Much less, that an Attorney General of the Republic remains engaged in covering up all excesses and crimes, when this important body essential to the exercise of Justice has members who continue to act as fearless and disciplined guardians of the Constitution.
Since hope is a historical, political and theological virtue that must be permanently cultivated, it is appropriate to close this reflection with a just tribute to the federal prosecutors of Goiás, who promptly released a detailed Recommendation number 19, of 30/5/2022, to curb this institutional lack of control: Mariane Guimarães de Mello Oliveira and Marcelo Santiago Wolff.

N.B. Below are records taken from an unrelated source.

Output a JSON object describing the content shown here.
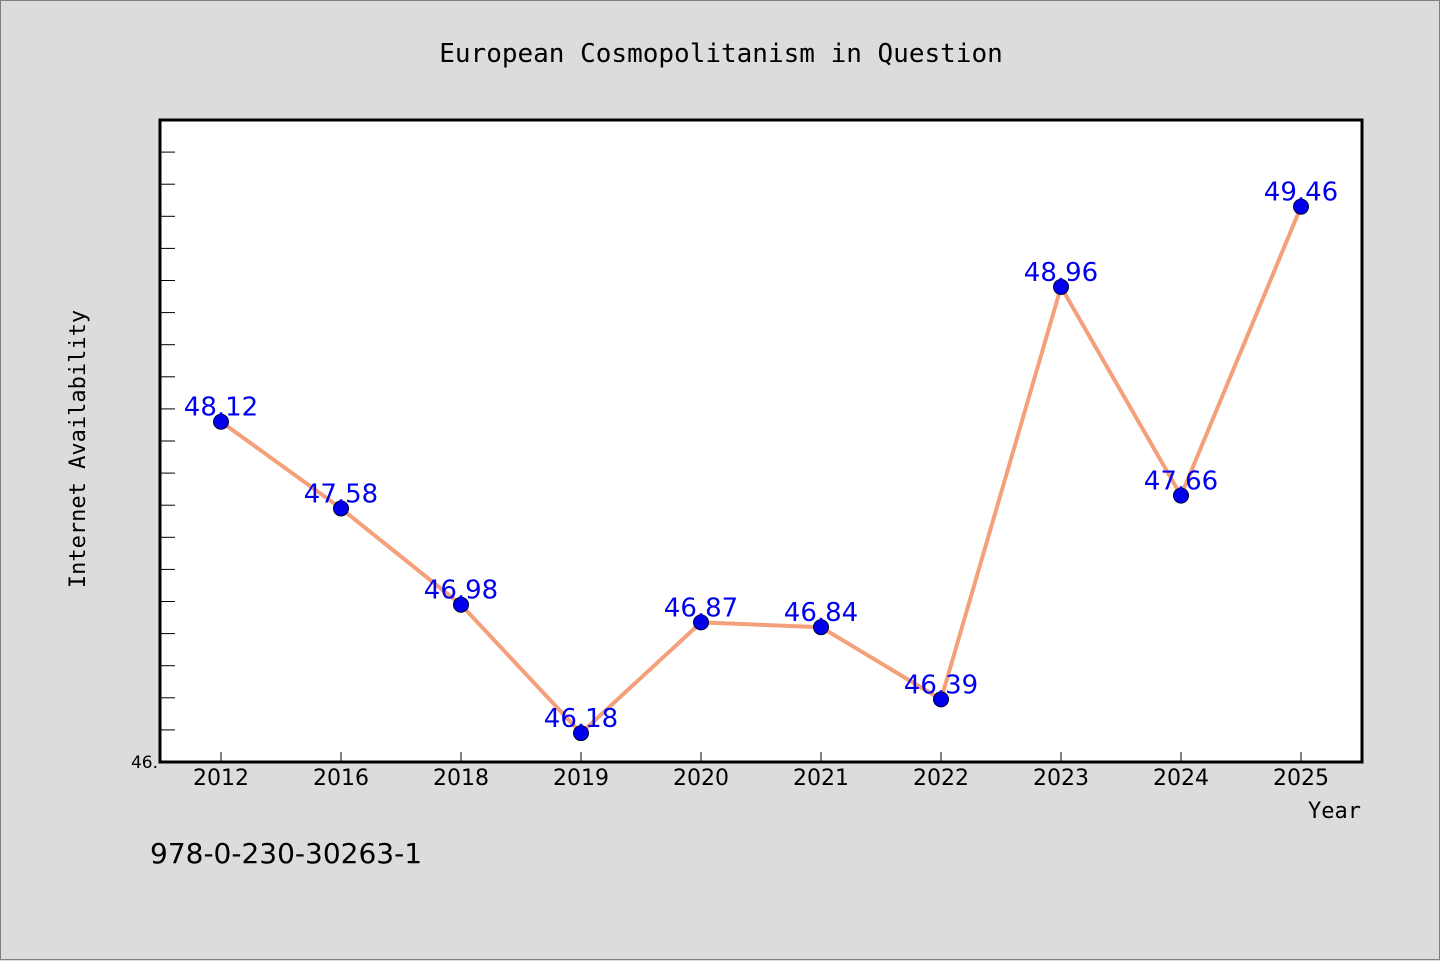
{
  "chart_data": {
    "type": "line",
    "title": "European Cosmopolitanism in Question",
    "xlabel": "Year",
    "ylabel": "Internet Availability",
    "categories": [
      "2012",
      "2016",
      "2018",
      "2019",
      "2020",
      "2021",
      "2022",
      "2023",
      "2024",
      "2025"
    ],
    "series": [
      {
        "values": [
          48.12,
          47.58,
          46.98,
          46.18,
          46.87,
          46.84,
          46.39,
          48.96,
          47.66,
          49.46
        ]
      }
    ],
    "data_labels": [
      "48.12",
      "47.58",
      "46.98",
      "46.18",
      "46.87",
      "46.84",
      "46.39",
      "48.96",
      "47.66",
      "49.46"
    ],
    "ylim": [
      46.0,
      50.0
    ],
    "y_tick_label": "46.",
    "grid": false,
    "legend": "none",
    "colors": {
      "line": "#f4a07a",
      "marker": "#0000ee",
      "label": "#0000ee",
      "background": "#dcdcdc",
      "plot_background": "#ffffff"
    }
  },
  "footer_text": "978-0-230-30263-1"
}
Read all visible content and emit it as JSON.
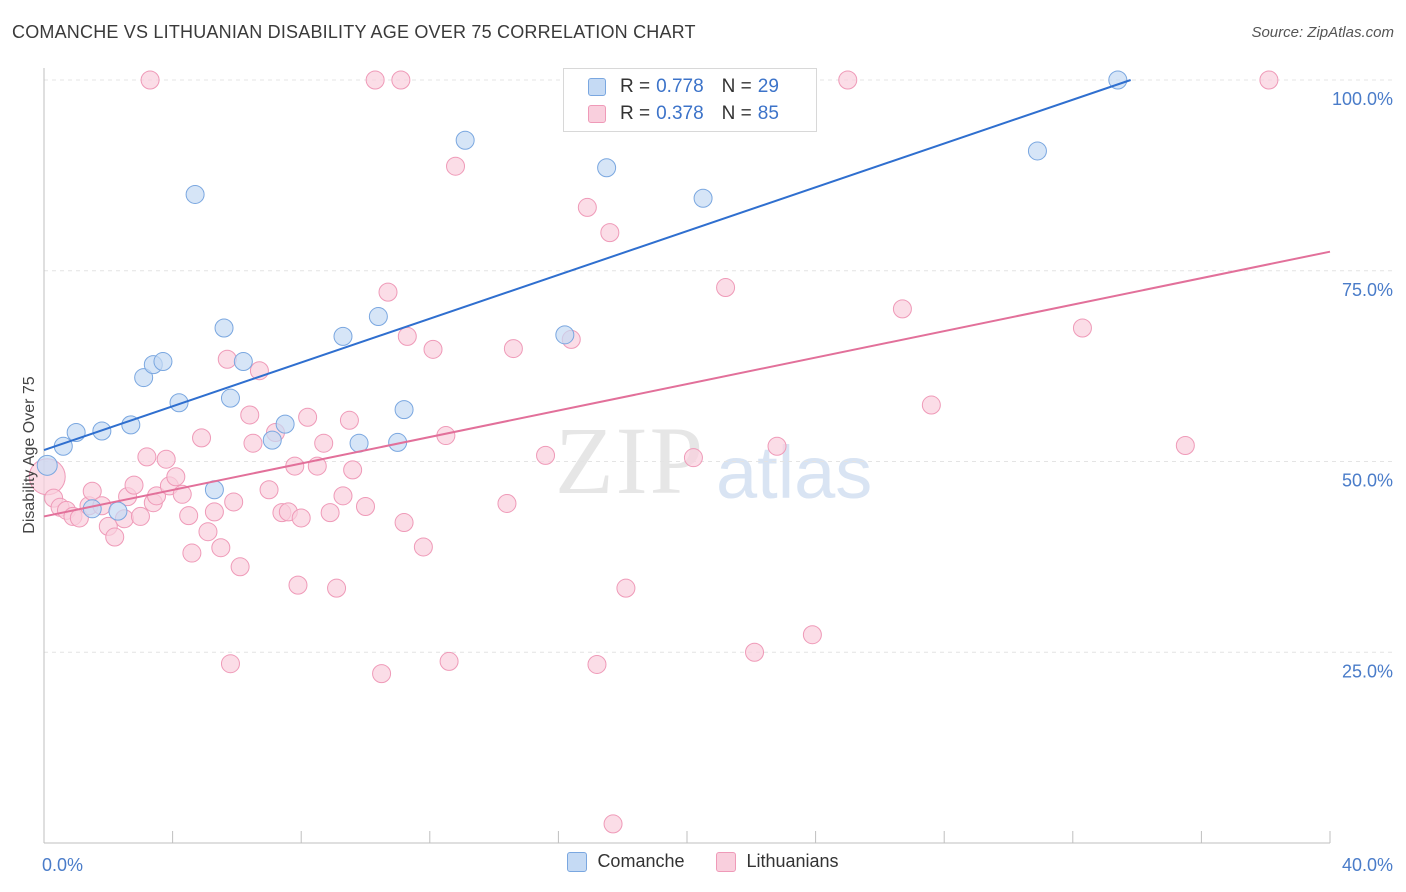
{
  "title": "COMANCHE VS LITHUANIAN DISABILITY AGE OVER 75 CORRELATION CHART",
  "source": "Source: ZipAtlas.com",
  "watermark": {
    "zip": "ZIP",
    "atlas": "atlas"
  },
  "legend": {
    "rows": [
      {
        "r_label": "R = ",
        "r_value": "0.778",
        "n_label": "N = ",
        "n_value": "29"
      },
      {
        "r_label": "R = ",
        "r_value": "0.378",
        "n_label": "N = ",
        "n_value": "85"
      }
    ]
  },
  "chart_data": {
    "type": "scatter",
    "xlabel": "",
    "ylabel": "Disability Age Over 75",
    "xlim": [
      0,
      40
    ],
    "ylim": [
      0,
      100
    ],
    "x_tick_labels": [
      {
        "value": 0,
        "label": "0.0%"
      },
      {
        "value": 40,
        "label": "40.0%"
      }
    ],
    "y_tick_labels": [
      {
        "value": 25,
        "label": "25.0%"
      },
      {
        "value": 50,
        "label": "50.0%"
      },
      {
        "value": 75,
        "label": "75.0%"
      },
      {
        "value": 100,
        "label": "100.0%"
      }
    ],
    "grid": true,
    "legend_position": "top-center",
    "series": [
      {
        "name": "Comanche",
        "color": "#7aa7e0",
        "fill": "#c5daf4",
        "trend_color": "#2f6fcf",
        "trend": {
          "x": [
            0,
            33.8
          ],
          "y": [
            51.5,
            100
          ]
        },
        "points": [
          [
            0.1,
            49.5
          ],
          [
            0.6,
            52.0
          ],
          [
            1.0,
            53.8
          ],
          [
            1.8,
            54.0
          ],
          [
            2.7,
            54.8
          ],
          [
            3.1,
            61.0
          ],
          [
            3.4,
            62.7
          ],
          [
            3.7,
            63.1
          ],
          [
            4.2,
            57.7
          ],
          [
            4.7,
            85.0
          ],
          [
            5.3,
            46.3
          ],
          [
            5.6,
            67.5
          ],
          [
            5.8,
            58.3
          ],
          [
            6.2,
            63.1
          ],
          [
            7.1,
            52.8
          ],
          [
            7.5,
            54.9
          ],
          [
            9.3,
            66.4
          ],
          [
            9.8,
            52.4
          ],
          [
            10.4,
            69.0
          ],
          [
            11.0,
            52.5
          ],
          [
            11.2,
            56.8
          ],
          [
            13.1,
            92.1
          ],
          [
            16.2,
            66.6
          ],
          [
            17.5,
            88.5
          ],
          [
            20.5,
            84.5
          ],
          [
            30.9,
            90.7
          ],
          [
            33.4,
            100.0
          ],
          [
            1.5,
            43.8
          ],
          [
            2.3,
            43.5
          ]
        ]
      },
      {
        "name": "Lithuanians",
        "color": "#ef9ab8",
        "fill": "#f9cfdd",
        "trend_color": "#e2709a",
        "trend": {
          "x": [
            0,
            40
          ],
          "y": [
            42.8,
            77.5
          ]
        },
        "points": [
          [
            0.1,
            48.0
          ],
          [
            0.3,
            45.2
          ],
          [
            0.5,
            44.0
          ],
          [
            0.7,
            43.6
          ],
          [
            0.9,
            42.8
          ],
          [
            1.1,
            42.6
          ],
          [
            1.4,
            44.2
          ],
          [
            1.5,
            46.1
          ],
          [
            1.8,
            44.2
          ],
          [
            2.0,
            41.5
          ],
          [
            2.2,
            40.1
          ],
          [
            2.5,
            42.5
          ],
          [
            2.6,
            45.4
          ],
          [
            2.8,
            46.9
          ],
          [
            3.0,
            42.8
          ],
          [
            3.2,
            50.6
          ],
          [
            3.4,
            44.6
          ],
          [
            3.5,
            45.5
          ],
          [
            3.8,
            50.3
          ],
          [
            3.9,
            46.8
          ],
          [
            4.1,
            48.0
          ],
          [
            4.3,
            45.7
          ],
          [
            4.5,
            42.9
          ],
          [
            4.6,
            38.0
          ],
          [
            4.9,
            53.1
          ],
          [
            5.1,
            40.8
          ],
          [
            5.3,
            43.4
          ],
          [
            5.5,
            38.7
          ],
          [
            5.7,
            63.4
          ],
          [
            5.8,
            23.5
          ],
          [
            5.9,
            44.7
          ],
          [
            6.1,
            36.2
          ],
          [
            6.4,
            56.1
          ],
          [
            6.5,
            52.4
          ],
          [
            6.7,
            61.9
          ],
          [
            7.0,
            46.3
          ],
          [
            7.2,
            53.8
          ],
          [
            7.4,
            43.3
          ],
          [
            7.6,
            43.4
          ],
          [
            7.8,
            49.4
          ],
          [
            7.9,
            33.8
          ],
          [
            8.0,
            42.6
          ],
          [
            8.2,
            55.8
          ],
          [
            8.5,
            49.4
          ],
          [
            8.7,
            52.4
          ],
          [
            8.9,
            43.3
          ],
          [
            9.1,
            33.4
          ],
          [
            9.3,
            45.5
          ],
          [
            9.5,
            55.4
          ],
          [
            9.6,
            48.9
          ],
          [
            10.0,
            44.1
          ],
          [
            10.3,
            100.0
          ],
          [
            10.5,
            22.2
          ],
          [
            10.7,
            72.2
          ],
          [
            11.1,
            100.0
          ],
          [
            11.2,
            42.0
          ],
          [
            11.3,
            66.4
          ],
          [
            11.8,
            38.8
          ],
          [
            12.1,
            64.7
          ],
          [
            12.5,
            53.4
          ],
          [
            12.6,
            23.8
          ],
          [
            12.8,
            88.7
          ],
          [
            14.4,
            44.5
          ],
          [
            14.6,
            64.8
          ],
          [
            15.6,
            50.8
          ],
          [
            16.4,
            66.0
          ],
          [
            16.9,
            83.3
          ],
          [
            17.2,
            23.4
          ],
          [
            17.6,
            80.0
          ],
          [
            17.7,
            2.5
          ],
          [
            18.1,
            33.4
          ],
          [
            20.2,
            50.5
          ],
          [
            21.0,
            100.0
          ],
          [
            21.2,
            72.8
          ],
          [
            22.1,
            25.0
          ],
          [
            22.8,
            52.0
          ],
          [
            23.9,
            27.3
          ],
          [
            25.0,
            100.0
          ],
          [
            26.7,
            70.0
          ],
          [
            27.6,
            57.4
          ],
          [
            32.3,
            67.5
          ],
          [
            35.5,
            52.1
          ],
          [
            38.1,
            100.0
          ],
          [
            3.3,
            100.0
          ],
          [
            21.5,
            100.0
          ]
        ]
      }
    ]
  }
}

Committed to revoking the Ordinance of May 3, by which the General Director of the Federal Highway Police, Silvinei Vasques, had extinguished the Human Rights Commissions in the Regional Superintendencies, an ordinance that violates the principle of “non-regression”, constant in the treaties, these attorneys wrote a piece that deserves wide national dissemination, with emphasis on teaching in law courses and in the pedagogical units of the different police or military corporations.
In no less than 20 recitals, the constitutional texts, laws, international conventions, decrees and rulings in force are listed that point to the need for the Federal Highway Police to maintain in its preparatory courses, entrance exams, improvement programs and the practical exercise of police, broad knowledge and strict observance of the universal postulates of human rights.
The recitals include innovative references that were built over decades, such as the National Plan for Education in Human Rights, which perhaps would not even exist without the dogged commitment of defenders such as Margarida Genevois and Maria Victoria Benevides, who honor the Arns Human Rights Commission as indispensable colleagues:
“Human rights education constitutes a strategic instrument within security and justice policies to support the consonance between a culture of promotion and defense of human rights and democratic principles”, having as a principle the “promotion of interdisciplinarity and transdisciplinarity in training and qualification actions for professionals in the area and specific disciplines of education in human rights”.
In a more extensive transcription, it also incorporates normative paragraphs from the National Guidelines for the Promotion and Defense of the Human Rights of Public Security Professionals (Interministerial Ordinance number 2/2010 Ministry of Justice and Human Rights Secretariat), a document that resulted from two years of research, studies and seminars with different police forces from several states, under the coordination of Federal Police Chief Daniel Lerner, Deputy Chief of Staff of the SDH, together with lawyer Isabel Figueiredo, specialist in public security, then advisor to the Minister of Justice.
This document, an initial step in the construction of a national program for the defense of the human rights of police officers, proposed: “To promote the adequacy of the curricula of the academies to the National Curriculum Matrix, ensuring the inclusion of disciplines aimed at teaching and understanding the system and policy national public security and human rights”; “permanently updating the teaching of Human Rights in the academies, reinforcing in the courses the understanding that public security professionals are also holders of Human Rights, must act as defenders and promoters of these rights and need to be seen in this way by the community”; “direct training activities towards consolidating the understanding that the work of public security professionals guided by international standards of respect for human rights does not hinder or weaken the activity of public security institutions, but gives them credibility, respect social and superior efficiency”.
* Paulo Vannuchi, journalist, was Minister of the Special Secretariat for Human Rights in the Lula government (2006-2010). He is currently a member of the Arns Commission.